This right was not easily won, and it has not come without four decades of fighting to protect it. And yet today, some are still trying to strip women of this right.
Many of those who seek to overturn Roe claim to be protecting life--but it's no secret that making abortion illegal won't end the problem of unplanned pregnancies in this country.
In fact, legal abortion keeps women more safe. In 1965, almost 20 percent of all maternal deaths were due to illegal abortion--and that's only what was reported.
So in looking ahead for 2012, I invite my anti-choice colleagues to consider this: instead of working against us by voting to defund title X programs for women who need them most, work with us in a shared goal of making abortion safe, legal, and rare. That is what the pro-choice movement stands for.
I was 6 years old when Roe v. Wade was handed down, and never in my life have I felt that my rights were threatened like I do now.
Last year alone, 69 laws containing 92 anti-abortion provisions were enacted in 24 states--and my home State of Florida was unfortunately responsible for several of them.
But the problem isn't only at the State level--last year, the Republican majority in the House took up a slew of bills that tried to do everything from defund Planned Parenthood, a crucial title X provider in our country, to redefine rape to say that if the victim was mentally unable to consent, then it didn't really count as forcible rape.
These bills are insulting and dangerous to women's health and wellbeing, something that we as Members of Congress should be working together to protect.

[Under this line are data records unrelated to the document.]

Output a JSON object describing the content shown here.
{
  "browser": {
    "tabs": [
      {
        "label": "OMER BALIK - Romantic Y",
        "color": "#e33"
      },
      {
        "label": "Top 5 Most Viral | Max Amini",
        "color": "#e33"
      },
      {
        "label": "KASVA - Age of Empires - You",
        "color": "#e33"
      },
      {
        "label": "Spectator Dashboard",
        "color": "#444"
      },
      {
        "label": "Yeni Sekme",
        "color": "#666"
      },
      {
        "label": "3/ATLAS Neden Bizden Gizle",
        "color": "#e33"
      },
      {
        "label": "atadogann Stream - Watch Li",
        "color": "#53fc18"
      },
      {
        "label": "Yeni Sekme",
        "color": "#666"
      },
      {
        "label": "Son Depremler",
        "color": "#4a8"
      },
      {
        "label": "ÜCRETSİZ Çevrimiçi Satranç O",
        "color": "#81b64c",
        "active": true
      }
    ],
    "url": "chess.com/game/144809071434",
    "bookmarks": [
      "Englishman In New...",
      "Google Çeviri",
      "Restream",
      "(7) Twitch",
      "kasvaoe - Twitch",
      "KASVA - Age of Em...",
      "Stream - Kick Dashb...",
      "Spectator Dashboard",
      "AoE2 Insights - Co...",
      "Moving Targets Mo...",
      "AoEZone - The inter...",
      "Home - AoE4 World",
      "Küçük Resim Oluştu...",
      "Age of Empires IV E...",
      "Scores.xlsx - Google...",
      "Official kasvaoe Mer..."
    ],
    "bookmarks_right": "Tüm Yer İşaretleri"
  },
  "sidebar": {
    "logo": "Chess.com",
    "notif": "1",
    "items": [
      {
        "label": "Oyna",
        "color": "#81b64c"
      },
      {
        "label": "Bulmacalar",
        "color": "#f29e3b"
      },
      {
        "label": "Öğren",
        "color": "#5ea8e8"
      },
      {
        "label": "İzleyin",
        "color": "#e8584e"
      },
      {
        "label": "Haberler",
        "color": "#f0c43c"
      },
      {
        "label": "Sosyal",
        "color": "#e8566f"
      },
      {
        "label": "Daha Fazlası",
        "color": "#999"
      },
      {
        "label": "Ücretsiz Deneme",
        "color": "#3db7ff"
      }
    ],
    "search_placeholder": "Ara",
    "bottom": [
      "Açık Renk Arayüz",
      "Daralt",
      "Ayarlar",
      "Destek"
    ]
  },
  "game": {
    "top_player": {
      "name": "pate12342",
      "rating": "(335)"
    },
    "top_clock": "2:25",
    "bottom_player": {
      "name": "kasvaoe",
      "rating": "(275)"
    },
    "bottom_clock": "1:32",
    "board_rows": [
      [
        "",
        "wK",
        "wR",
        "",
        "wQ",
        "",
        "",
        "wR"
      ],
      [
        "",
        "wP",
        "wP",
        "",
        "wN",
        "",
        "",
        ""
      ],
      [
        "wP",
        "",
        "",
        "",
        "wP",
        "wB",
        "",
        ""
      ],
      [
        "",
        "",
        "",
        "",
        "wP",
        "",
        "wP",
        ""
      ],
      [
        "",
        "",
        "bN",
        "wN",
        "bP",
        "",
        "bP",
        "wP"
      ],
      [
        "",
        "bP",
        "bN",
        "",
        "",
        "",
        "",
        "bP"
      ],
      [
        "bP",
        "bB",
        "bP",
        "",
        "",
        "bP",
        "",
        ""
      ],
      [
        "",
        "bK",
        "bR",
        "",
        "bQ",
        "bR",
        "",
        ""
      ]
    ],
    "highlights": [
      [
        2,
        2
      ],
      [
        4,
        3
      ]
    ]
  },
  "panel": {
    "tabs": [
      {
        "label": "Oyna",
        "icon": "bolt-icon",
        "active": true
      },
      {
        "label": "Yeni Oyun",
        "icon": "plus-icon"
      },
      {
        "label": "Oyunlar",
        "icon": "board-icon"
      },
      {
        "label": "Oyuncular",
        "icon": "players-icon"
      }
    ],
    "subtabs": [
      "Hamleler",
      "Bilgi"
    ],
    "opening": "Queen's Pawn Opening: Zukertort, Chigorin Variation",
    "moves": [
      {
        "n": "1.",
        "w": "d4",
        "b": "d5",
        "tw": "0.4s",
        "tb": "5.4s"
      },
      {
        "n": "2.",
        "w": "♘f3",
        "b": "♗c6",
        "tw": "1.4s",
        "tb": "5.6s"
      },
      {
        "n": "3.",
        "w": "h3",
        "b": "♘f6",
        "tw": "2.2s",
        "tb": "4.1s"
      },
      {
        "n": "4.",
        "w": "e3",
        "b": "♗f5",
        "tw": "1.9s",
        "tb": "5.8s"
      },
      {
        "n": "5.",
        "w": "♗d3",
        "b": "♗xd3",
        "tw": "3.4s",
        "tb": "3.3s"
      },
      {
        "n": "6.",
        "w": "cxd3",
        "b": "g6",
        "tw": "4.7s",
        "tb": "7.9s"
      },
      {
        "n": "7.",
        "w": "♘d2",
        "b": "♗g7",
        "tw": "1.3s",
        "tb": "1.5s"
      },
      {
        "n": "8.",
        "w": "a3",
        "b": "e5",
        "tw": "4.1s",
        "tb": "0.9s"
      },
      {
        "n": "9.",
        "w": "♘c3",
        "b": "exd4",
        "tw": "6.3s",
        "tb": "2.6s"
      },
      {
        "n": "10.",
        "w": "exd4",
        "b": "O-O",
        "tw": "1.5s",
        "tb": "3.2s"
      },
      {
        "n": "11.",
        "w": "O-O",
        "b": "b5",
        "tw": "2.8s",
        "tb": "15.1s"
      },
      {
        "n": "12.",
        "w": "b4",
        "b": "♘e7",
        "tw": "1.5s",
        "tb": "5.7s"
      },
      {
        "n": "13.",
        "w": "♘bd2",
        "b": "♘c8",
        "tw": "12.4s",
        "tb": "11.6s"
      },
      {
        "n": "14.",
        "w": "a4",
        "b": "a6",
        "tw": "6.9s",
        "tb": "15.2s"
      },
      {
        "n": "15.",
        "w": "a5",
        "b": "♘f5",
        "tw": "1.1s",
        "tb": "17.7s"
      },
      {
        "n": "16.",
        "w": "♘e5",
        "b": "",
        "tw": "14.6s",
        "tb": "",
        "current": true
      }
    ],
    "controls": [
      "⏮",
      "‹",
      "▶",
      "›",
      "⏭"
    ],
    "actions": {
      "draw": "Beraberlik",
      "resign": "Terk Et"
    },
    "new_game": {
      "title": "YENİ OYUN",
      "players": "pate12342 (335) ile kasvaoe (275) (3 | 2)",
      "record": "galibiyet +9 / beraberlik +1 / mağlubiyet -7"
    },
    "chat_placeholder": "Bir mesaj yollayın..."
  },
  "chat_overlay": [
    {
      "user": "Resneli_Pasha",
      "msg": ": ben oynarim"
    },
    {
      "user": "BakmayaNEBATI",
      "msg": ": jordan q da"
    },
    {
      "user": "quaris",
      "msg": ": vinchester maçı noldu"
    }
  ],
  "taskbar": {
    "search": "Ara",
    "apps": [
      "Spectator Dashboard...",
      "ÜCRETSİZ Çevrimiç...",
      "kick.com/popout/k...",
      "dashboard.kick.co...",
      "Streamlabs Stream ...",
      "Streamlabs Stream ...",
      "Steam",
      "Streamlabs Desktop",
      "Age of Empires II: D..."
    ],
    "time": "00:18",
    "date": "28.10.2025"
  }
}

In this spirit, I remind my anti-choice colleagues that the concern for human life and dignity cannot end at birth. So, it is my sincere hope that in the budget bills we will soon take up, all Members work to pass a budget that holds women and children harmless, placing important programs like title X family planning, Head Start, and Maternal and Child Block Grants at the top of the priority list. In these trying financial times, we cannot afford to balance our budget on the backs of women and children.
Mr. Speaker, in closing, I urge my colleagues to note this anniversary with the gravity it deserves, as well as the energy it will require to work to ensure that next year at this time, we are once again commemorating this crucial right as protected by the Supreme Court, and not lamenting yet another year in which this right has been assailed. Women's lives depend on it!